Un nouveau débat sur l’avenir de la dissuasion nucléaire s’annonce, préempté par quelques manœuvres politiques. La nécessité de rebâtir l’équilibre stratégique entre les États-Unis et la Russie, avant l’échéance du 5 décembre 2009 pour le Traité START, fixe même une première limite au calendrier, sans compter la préparation de la prochaine conférence d’examen du TNP. La perception de la menace principale a changé, mais aussi le cadre et certaines modalités de la dissuasion. Loin d’être devenue désuète, elle s’intègre dans une vision plus globale. Le réalisme l’emporte sur l’idéalisme.
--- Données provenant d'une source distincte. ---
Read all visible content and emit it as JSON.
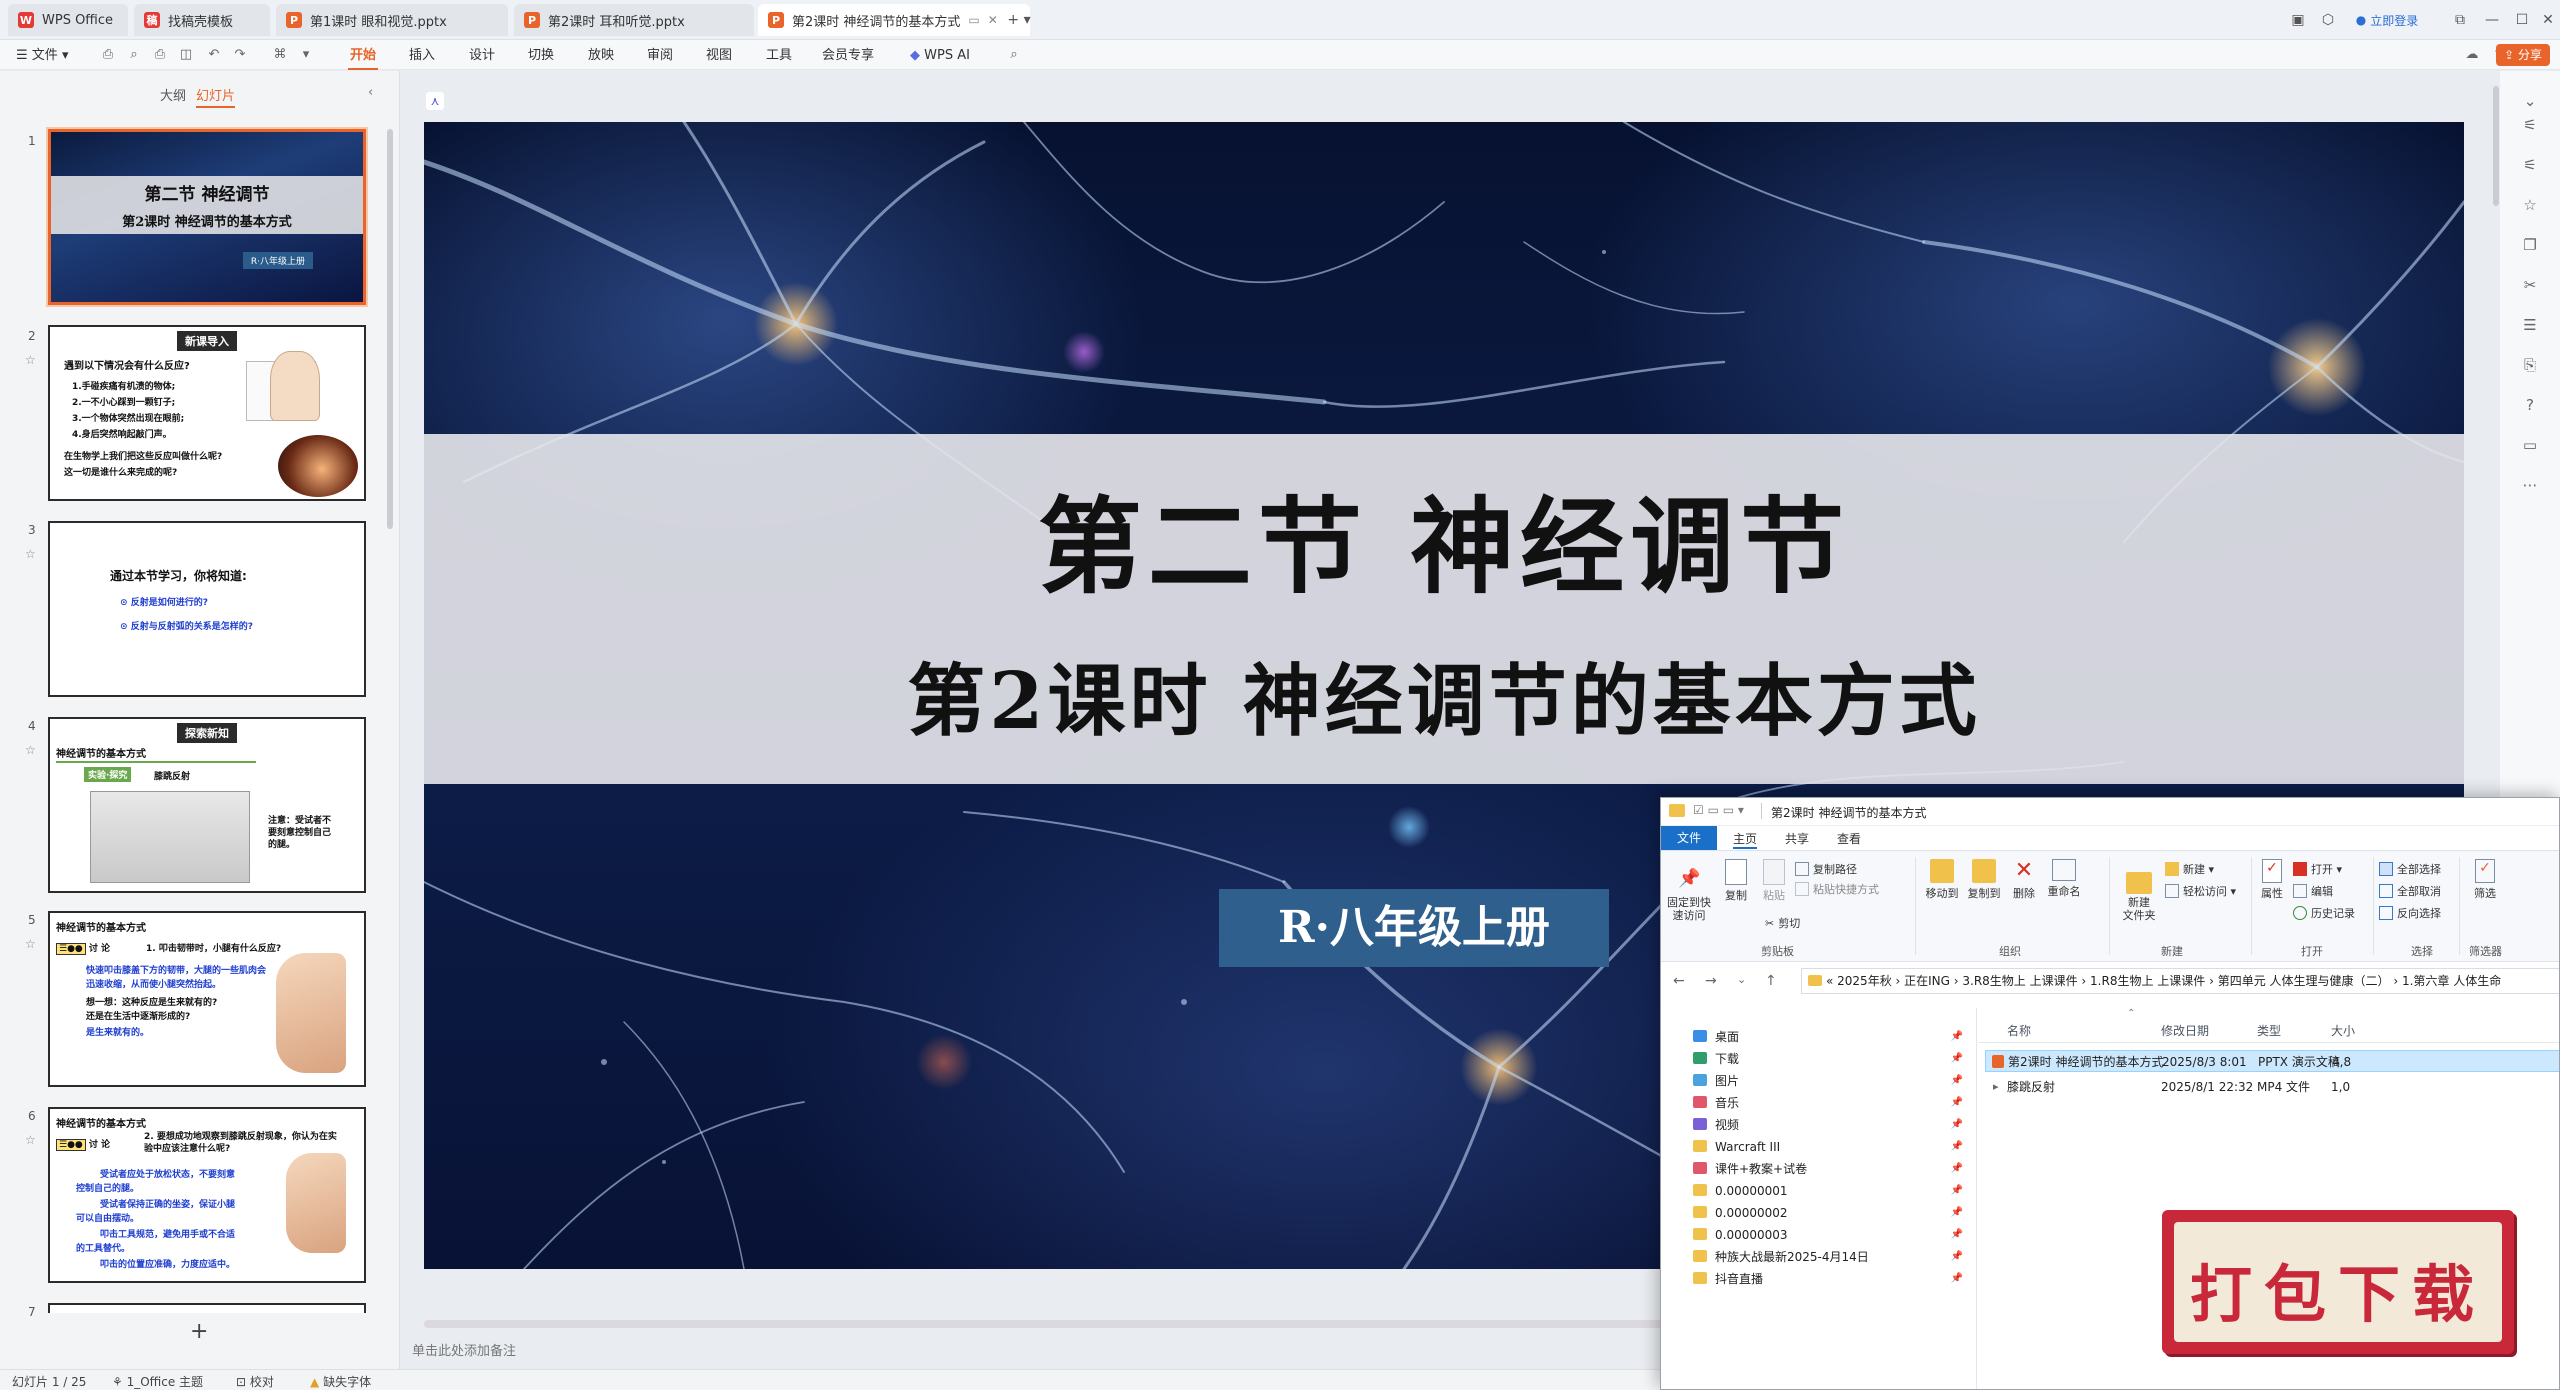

Morale et efficacité dans le débat nucléaire
The nuclear debate: ethics versus effectiveness
Following some political manoeuvring, a new debate on the future of nuclear deterrence is about to resurface. And a first deadline has been set by the need to restore the strategic balance between the United States and Russia before the START Treaty ends on 5 December 2009, as well as by preparation for the next NPT Review Conference. Perception of the main threat has changed, but so have concepts of deterrence. Far from outmoded, deterrence forms part of a broader vision in which realism has the edge over idealism.
Le débat nucléaire va renaître pour divers motifs. Le président Obama, même s’il cherche à interposer Hillary Clinton entre sa préoccupation de la situation intérieure et les problèmes internationaux, n’y échappera pas. Ayant réussi un essai nucléaire avant le 1er janvier 1967 (1), la France est un État officiellement doté de l’arme nucléaire (Edan). De ce fait, elle ne peut non plus s’en désintéresser. Certes, elle a moins besoin de dissuasion que de moral, d’esprit civique et de patriotisme. Tout ayant été fait, toutefois, pour qu’elle soit privée de cet essentiel, l’arme nucléaire reste pour elle un ersatz de grandeur, une garantie contre une forme du pire, mais qui ne peut la protéger contre les autres menaces. Son arsenal nucléaire, bien réduit, restant donc indispensable, la France doit le maintenir en tenant compte de l’évolution des concepts mondiaux, de l’environnement mondial, mais aussi en réponse aux événements intérieurs significatifs, comme les élections ou les déclarations de personnalités politiques majeures.
Revoir les Traités
La première raison de résurrection du débat, éteint depuis la fin de la question des Euromissiles, est l’urgence de remplacer ou renouveler les accords bilatéraux avec la Russie, à un moment où les dissensions avec les États-Unis atteignent un niveau inquiétant. L’indépendance donnée au Kosovo parce que les Albanais l’ont « nettoyé » de leurs légitimes habitants serbes, alors que les communautés russes sont empêchées d’accéder à une simple autonomie, et la prétention de faire entrer l’Ukraine et la Géorgie dans l’Otan ont ranimé en Russie une sorte de paranoïa. Or le Traité Start-1 vient à expiration en 2009 et il est urgent de reconstruire le traité sur les armes nucléaires à portée intermédiaire et celui sur l’équilibre des forces conventionnelles en Europe. La menace de rejet russe de ces deux dernières limitations signifie que le vieux continent se retrouve l’otage des conséquences de l’aventurisme américain. L’installation en République tchèque d’un ancien radar du centre d’expérimentation antibalistique du Pacifique, et en Pologne d’un ensemble d’intercepteurs, en nombre trop faible pour menacer l’arsenal russe, devient pour la Russie la preuve d’une grande manœuvre pour l’abattre. Calmer la tension sera donc un impératif primordial pour le nouveau président.
Le débat va aussi toucher B. Obama sur le plan intérieur, face aux investissements réclamés pour consolider en un seul établissement moderne les différents établissements hérités du passé, qui construisaient l’arsenal de la guerre froide, et pour réaliser une nouvelle tête nucléaire (RRW : Reliable Replacement Warhead) pour un arsenal restreint.